Investigators at the University of Alabama at Birmingham (UAB) have identified the previously unknown role of a chemical 'messenger' leading to autoimmune disorders like rheumatoid arthritis and lupus.

The messenger is the naturally occurring chemical interleukin 17 (IL-17), an immunity protein.

UAB researchers pinpointed an unknown role IL-17 plays in autoimmune and inflammatory responses, aside from its commonly known effects within immunity. Future research will home in on IL-17's unwanted actions and preserve its benefits within the immune system.

The new findings are published in the journal Nature Immunology.

In the study, UAB scientists blocked messenger signals from the IL-17 protein to the immune system of mice. This disruption significantly reduced the number of white blood cells, namely disease-causing B cells, clustered in the mice's spleen.

The number of B-cell clusters dropped from 17 percent to 2 percent when the IL-17 protein signals were blocked, the study authors said.

The drop was a clear sign that IL-17 plays a major role on shaping B cells' ability to create more and more disease-causing antibodies.

"The effect of IL-17 to slow down B cells, thereby enhancing their interaction with other immune regulatory cells a new and exciting discovery," said John D. Mountz, M.D., Ph.D., UAB professor of medicine and senior author on the study.

"This is surprising since previously IL-17 was thought to increase, but not decrease, cell motion. Now the effects of IL-17 on B cells can be explored more fully," Mountz said.

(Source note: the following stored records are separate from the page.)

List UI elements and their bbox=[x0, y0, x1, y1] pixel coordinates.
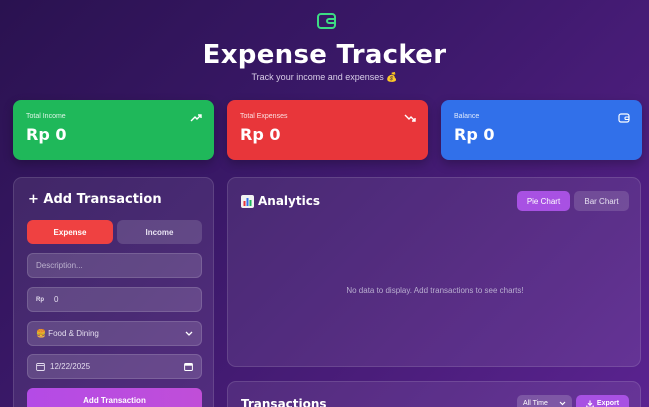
chevron-down-icon bbox=[559, 401, 566, 406]
wallet-icon bbox=[618, 113, 630, 123]
trending-down-icon bbox=[404, 114, 416, 122]
description-input[interactable]: Description... bbox=[27, 253, 202, 278]
bar-chart-icon bbox=[241, 194, 254, 208]
calendar-picker-icon[interactable] bbox=[184, 362, 193, 371]
currency-prefix: Rp bbox=[36, 296, 44, 303]
export-label: Export bbox=[596, 400, 620, 407]
time-filter-select[interactable]: All Time bbox=[517, 395, 572, 407]
category-selected: 🍔 Food & Dining bbox=[36, 329, 99, 338]
wallet-icon bbox=[317, 13, 336, 29]
total-expenses-label: Total Expenses bbox=[240, 113, 288, 120]
analytics-title-text: Analytics bbox=[258, 194, 320, 208]
add-transaction-panel: + Add Transaction Expense Income Descrip… bbox=[13, 177, 214, 407]
date-value: 12/22/2025 bbox=[50, 362, 91, 371]
add-transaction-title: + Add Transaction bbox=[28, 192, 162, 207]
income-type-button[interactable]: Income bbox=[117, 220, 202, 244]
empty-chart-message: No data to display. Add transactions to … bbox=[346, 286, 524, 295]
export-button[interactable]: Export bbox=[576, 395, 629, 407]
add-transaction-button[interactable]: Add Transaction bbox=[27, 388, 202, 407]
tab-pie-chart[interactable]: Pie Chart bbox=[517, 191, 570, 211]
analytics-title: Analytics bbox=[241, 194, 320, 208]
expense-type-button[interactable]: Expense bbox=[27, 220, 113, 244]
time-filter-selected: All Time bbox=[523, 400, 548, 407]
total-income-value: Rp 0 bbox=[26, 125, 67, 144]
transactions-panel: Transactions All Time Export bbox=[227, 381, 641, 407]
analytics-panel: Analytics Pie Chart Bar Chart No data to… bbox=[227, 177, 641, 367]
tab-bar-chart[interactable]: Bar Chart bbox=[574, 191, 629, 211]
balance-label: Balance bbox=[454, 113, 480, 120]
amount-input[interactable]: Rp 0 bbox=[27, 287, 202, 312]
total-income-card: Total Income Rp 0 bbox=[13, 100, 214, 160]
total-expenses-card: Total Expenses Rp 0 bbox=[227, 100, 428, 160]
trending-up-icon bbox=[190, 114, 202, 122]
chevron-down-icon bbox=[185, 331, 193, 336]
page-title: Expense Tracker bbox=[202, 40, 447, 70]
download-icon bbox=[586, 400, 594, 407]
calendar-icon bbox=[36, 363, 45, 371]
date-input[interactable]: 12/22/2025 bbox=[27, 354, 202, 379]
total-income-label: Total Income bbox=[26, 113, 66, 120]
total-expenses-value: Rp 0 bbox=[240, 125, 281, 144]
balance-value: Rp 0 bbox=[454, 125, 495, 144]
category-select[interactable]: 🍔 Food & Dining bbox=[27, 321, 202, 346]
page-subtitle: Track your income and expenses 💰 bbox=[251, 72, 398, 82]
transactions-title: Transactions bbox=[241, 397, 327, 407]
amount-value: 0 bbox=[54, 295, 59, 304]
balance-card: Balance Rp 0 bbox=[441, 100, 642, 160]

Many types of B cells make up the human immune system, which is regulated to sense and fight infection without attacking normal, healthy tissue. In autoimmune diseases that regulatory process becomes imbalanced.

"Knowing more about IL-17's ability to regulate unwanted B-cell migration will generate new ideas in the ongoing search for better drug targets in preventing and treating autoimmune disease," said Hui-Chen Hsu, Ph.D. an assistant professor in the UAB Division of Clinical Immunology and Rheumatology and lead author on the study.